At their 10-year reunion they saw each other, hugged and asked each other if they were married. Jackson asked if she was happy and she said yes she was. Reavis said, “I asked Mick the same question and he replied, ‘Yes, I’m always happy!’ ”

They didn’t see or speak again until their 20th reunion. Jackson invited Reavis to sit at his table. “He told me that he was a special education teacher and he loved this field,” she recalled. “He also spoke glowingly about his two daughters. I thought, ‘Wow! There must be something to this guy after all.’ ”

She was still living in Texas and had a son and a daughter. Once again the questions were asked: Are you still married and are you happy? Jackson replied, “Yes, I am always happy!” Reavis told him that she was still married and was also happy.

As the evening progressed, she began to see Jackson in a new light. The high school “bad boy” had matured into someone she could admire. She told him, “If one of our spouses dies or we happen to get divorced let’s look each other up and see if we can make it work.”

He just smiled in response.

Ten years passed. At the time of their 30th reunion, things had changed for Reavis. “My marriage was on rocky ground and I was extremely unhappy.”

When she saw Jackson he gave the same responses to the usual questions. Yes, he was still married and yes he was happy – he was always happy.

Reavis told him she was still married, her kids were great, but added, “my life sucks.”

They visited for awhile and went their separate ways.

In October 2010, an invitation went out for the class of ’75 to gather at the Central Valley homecoming game during halftime. Reavis was living in Montana, but her daughter was student teaching at CV, so she decided to attend.

At halftime she left the stands to get coffee. There was Jackson, walking toward her.

“We spent the entire second half of the game leaning on the fence, catching up on our lives and discussing what our futures might hold,” she recalled. “He asked many questions about what I liked and what I wanted for my life.
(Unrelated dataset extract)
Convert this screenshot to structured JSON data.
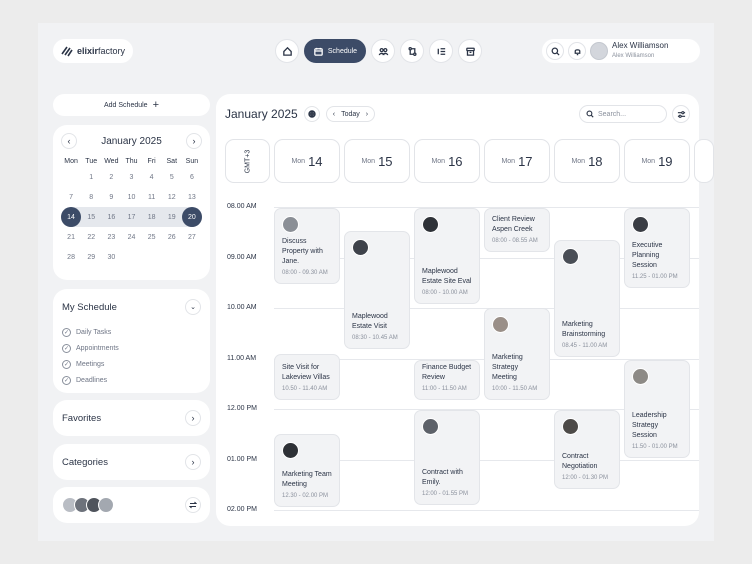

Little did I know that he was going through a divorce, as was I.”

Jackson said, “My wife wasn’t happy with me. We’d talked about divorce a couple years before this, but decided to put in a conscious effort.”

After 27 years, those efforts failed. “We were wonderful friends but we just couldn’t be married anymore,” he said.
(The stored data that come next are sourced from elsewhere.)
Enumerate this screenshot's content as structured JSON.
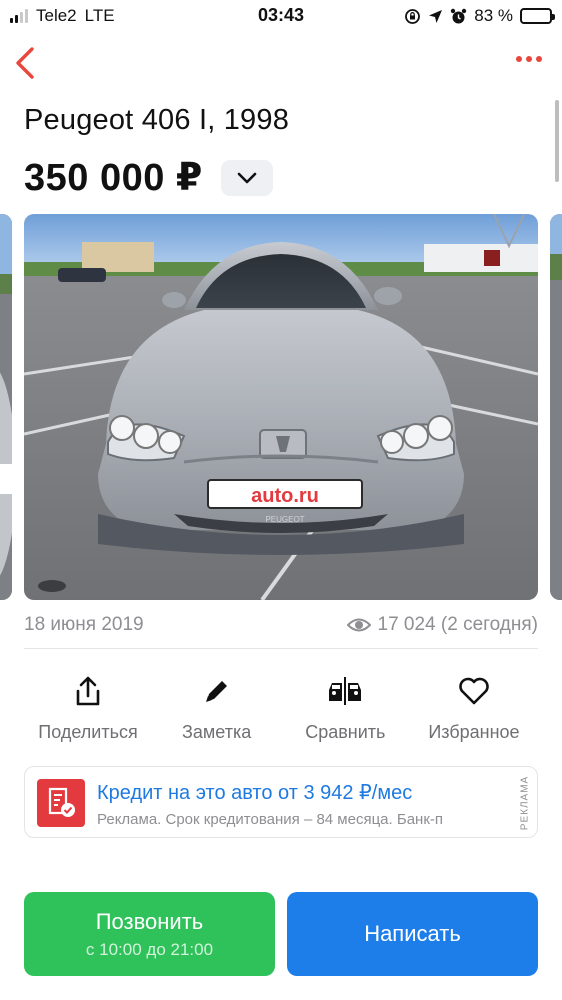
{
  "status_bar": {
    "carrier": "Tele2",
    "network": "LTE",
    "time": "03:43",
    "battery_percent": "83 %",
    "battery_level": 0.83
  },
  "nav": {
    "back_icon": "chevron-left-icon",
    "more_icon": "ellipsis-icon",
    "accent_color": "#e8473d"
  },
  "listing": {
    "title": "Peugeot 406 I, 1998",
    "price": "350 000 ₽",
    "date": "18 июня 2019",
    "views": "17 024 (2 сегодня)",
    "photo_plate_text": "auto.ru",
    "photo_badge_text": "PEUGEOT"
  },
  "actions": [
    {
      "label": "Поделиться",
      "icon": "share-icon"
    },
    {
      "label": "Заметка",
      "icon": "pencil-icon"
    },
    {
      "label": "Сравнить",
      "icon": "compare-cars-icon"
    },
    {
      "label": "Избранное",
      "icon": "heart-icon"
    }
  ],
  "ad": {
    "title": "Кредит на это авто от 3 942 ₽/мес",
    "subtitle": "Реклама. Срок кредитования – 84 месяца. Банк-п",
    "tag": "РЕКЛАМА",
    "icon": "credit-document-icon"
  },
  "buttons": {
    "call_label": "Позвонить",
    "call_hours": "с 10:00 до 21:00",
    "write_label": "Написать",
    "call_color": "#30c25a",
    "write_color": "#1d7de9"
  }
}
Divorce wasn’t what either Jackson or Reavis had envisioned for their lives. “For 27 years my focus had been raising a happy, healthy family,” he said. “Now, I needed to think about the rest of my life.”

Reavis had already been thinking about the rest of her life and it didn’t involve another relationship. “My plan was to be on my own, be my own boss, make my own decisions and be happy. I’d put in 27 years to make sure my kids were raised in the most stable environment possible, and it was time for me to relax and enjoy life,” she said.

But that chance meeting at the CV football game became a turning point for both of them. They realized if they were both starting over, they wanted to start over together.

That choice came with painful ramifications.

“Our families and friends had a difficult time with our decision,” Reavis said.

Jackson nodded. “The fallout from the families was the hardest thing – we jumped in so quickly. But we were 54 and life is so short … ”

They often wonder what might have happened had they gotten together in high school. “If I could go back I would have never let her go,” Jackson said.

But they both admit their youthful relationship probably wouldn’t have lasted.

The couple, now engaged, are relishing each day. “It took 35 years to come together. Family and friends have come to see this isn’t a wild rebound, but a deeply committed romance forged from coals that unknowingly simmered for 35 years,” Reavis said.

Jackson said, “It’s OK to start over after 50. I’ve loved her since she was 17. My only goal is to make the rest of her life as happy as possible. We have, God-willing, 30 years to spend together.”

Those years may prove adventurous. The couple plans to spend two years on a sailboat, sailing around Central and South America.

For now they’re basking in the joy of being together. “Mick is positive and happy every day. He knows me. It’s like we’ve been together for a thousand years,” Reavis said. “He’s my everything, I can’t imagine life without him.”